トラフィックジャム

カレルの研究室は、1つの大きな部屋に2mx1mくらいの防振テーブルが3つあって、二光子顕微鏡が1つのテーブルに2つある。二光子顕微鏡のレーザーは値段が高いので、1つのビームを2つにわけて、2つの顕微鏡にいくわけだ。1つのテーブルの顕微鏡を二人で同時に使ってるときは、相手に振動がいかないように、注意して実験することになる。全部の顕微鏡が1部屋にあるから、電気はいつも消えていて、かさのついた小さいライトで作業するわけだ。
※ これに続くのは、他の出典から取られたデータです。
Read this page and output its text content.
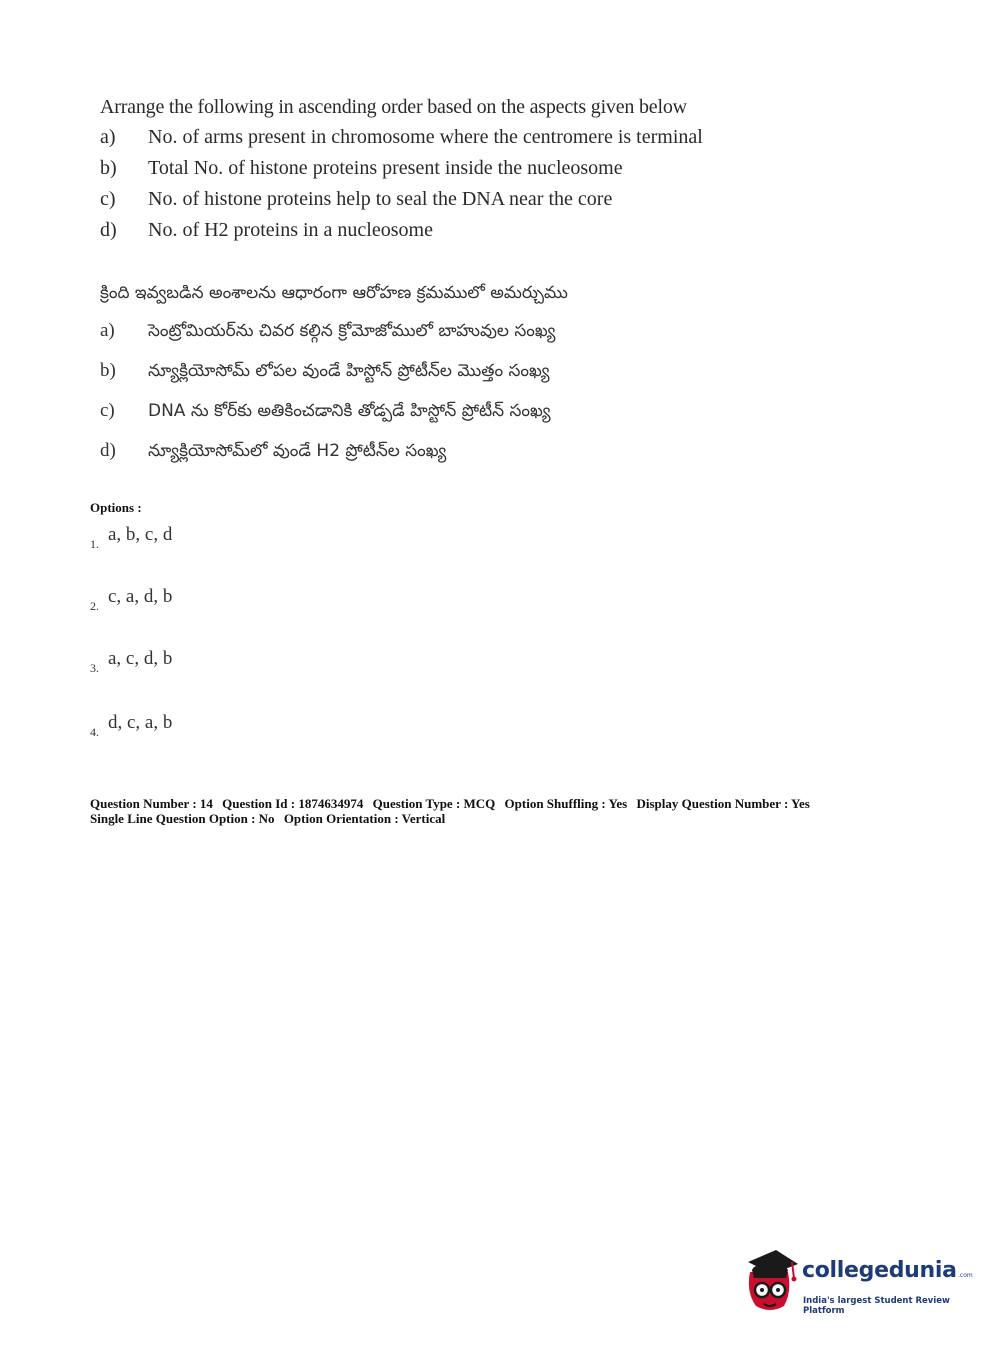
Arrange the following in ascending order based on the aspects given below
a)	No. of arms present in chromosome where the centromere is terminal
b)	Total No. of histone proteins present inside the nucleosome
c)	No. of histone proteins help to seal the DNA near the core
d)	No. of H2 proteins in a nucleosome
క్రింది ఇవ్వబడిన అంశాలను ఆధారంగా ఆరోహణ క్రమములో అమర్చుము
a)	సెంట్రోమియర్‌ను చివర కల్గిన క్రోమోజోములో బాహువుల సంఖ్య
b)	న్యూక్లియోసోమ్ లోపల వుండే హిస్టోన్ ప్రోటీన్‌ల మొత్తం సంఖ్య
c)	DNA ను కోర్‌కు అతికించడానికి తోడ్పడే హిస్టోన్ ప్రోటీన్ సంఖ్య
d)	న్యూక్లియోసోమ్‌లో వుండే H2 ప్రోటీన్‌ల సంఖ్య
Options :
1. a, b, c, d
2. c, a, d, b
3. a, c, d, b
4. d, c, a, b
Question Number : 14 Question Id : 1874634974 Question Type : MCQ Option Shuffling : Yes Display Question Number : Yes
Single Line Question Option : No Option Orientation : Vertical
collegedunia .com
India's largest Student Review Platform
試料は明るいところで作って、そこから1回1回顕微鏡のところにもってくる。ということで、この暗闇のなかを最大6人が歩きまわることになる。さらに悪いことには、顕微鏡室の真中の大通りは、建物の後ろの階段につながる唯一の道なので、単に通り抜けるひともいる。こういう状況で何が起こるかはもう明らかで、人とぶつかるんである。私なんぞは、もう毎日毎日人とぶつかる。特に私の顕微鏡のところは、その大通りから死角になっているため、顕微鏡から出たときの出会いがしらの事故が多い。 ぶつかってもお互い気合でサンプルは死守しなければならないから大変だ。信号があればいいのに、と思わないでもない。